The scientific study of extraterrestrial life is called exobiology or astrobiology.

Scientists are searching for extraterrestrial life in two very different ways. Firstly, they are searching for evidence of unicellular life within the solar system: searching Mars and meteors which have fallen to Earth, and a proposed mission to Europa, one of Jupiter's moons with a liquid water core, which may contain life.

There is some highly controversial evidence for the existence of microbial life on Mars. An experiment on the Viking Mars lander reported gas emissions from heated Martian soil that some argue are consistent with the presence of microbes, though the lack of corroborating evidence from other experiments on the Viking indicates that a non-biological reaction is a more likely hypothesis. Indepedently, in 1996 structures resembling bacteria were discovered in a meteorite known to be formed of rock ejected from Mars. Vigorous scientific debate on the correctness of this claim.

Secondly, it is theorised that any technological society will be transmitting information: man-made electromagnetic radiation is alread detectable within an eighty light-year radius of Earth, and is constantly spreading. SETI, the Search for Extraterrestrial Intelligence, analyse the data gathered by the world's largest radiotelescopes and analyse them for artificial patterns using supercomputers and one of the largest distributed computing projects in the world, SETI@home.

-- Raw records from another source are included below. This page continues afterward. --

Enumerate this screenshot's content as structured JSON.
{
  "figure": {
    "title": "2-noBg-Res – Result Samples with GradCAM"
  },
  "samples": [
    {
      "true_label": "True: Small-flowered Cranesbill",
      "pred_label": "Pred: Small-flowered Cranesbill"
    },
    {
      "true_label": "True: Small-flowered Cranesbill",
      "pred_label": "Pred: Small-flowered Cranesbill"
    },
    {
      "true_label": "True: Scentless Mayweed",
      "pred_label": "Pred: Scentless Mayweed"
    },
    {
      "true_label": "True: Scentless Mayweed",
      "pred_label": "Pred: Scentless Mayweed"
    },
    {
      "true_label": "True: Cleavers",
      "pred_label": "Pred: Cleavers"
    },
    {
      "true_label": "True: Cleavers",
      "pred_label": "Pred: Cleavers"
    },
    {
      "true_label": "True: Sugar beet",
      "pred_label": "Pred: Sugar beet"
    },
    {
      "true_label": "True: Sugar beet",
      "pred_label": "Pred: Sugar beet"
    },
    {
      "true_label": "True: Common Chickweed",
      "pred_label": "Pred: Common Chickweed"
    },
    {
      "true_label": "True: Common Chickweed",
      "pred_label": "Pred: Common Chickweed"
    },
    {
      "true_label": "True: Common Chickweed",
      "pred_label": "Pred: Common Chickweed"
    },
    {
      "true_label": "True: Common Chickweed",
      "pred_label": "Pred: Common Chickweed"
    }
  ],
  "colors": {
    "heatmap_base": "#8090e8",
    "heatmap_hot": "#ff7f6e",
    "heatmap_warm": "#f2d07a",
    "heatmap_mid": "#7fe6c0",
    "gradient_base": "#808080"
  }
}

Astronomers also search for extrasolar planets that would be conducive to life. Such a planet would have to be of correct size, composition and distance from its sun. Current radiodetection methods have been inadequate for such a search, as detection from so far away requires the planet to be so large as to be unable to sustain life.

Panspermia holds that (extraterrestrial) life is prevalent through space in a form analogous to spores.

Extraterrestrial life forms, especially intelligent ones, in fiction and popular speech are often referred to as aliens.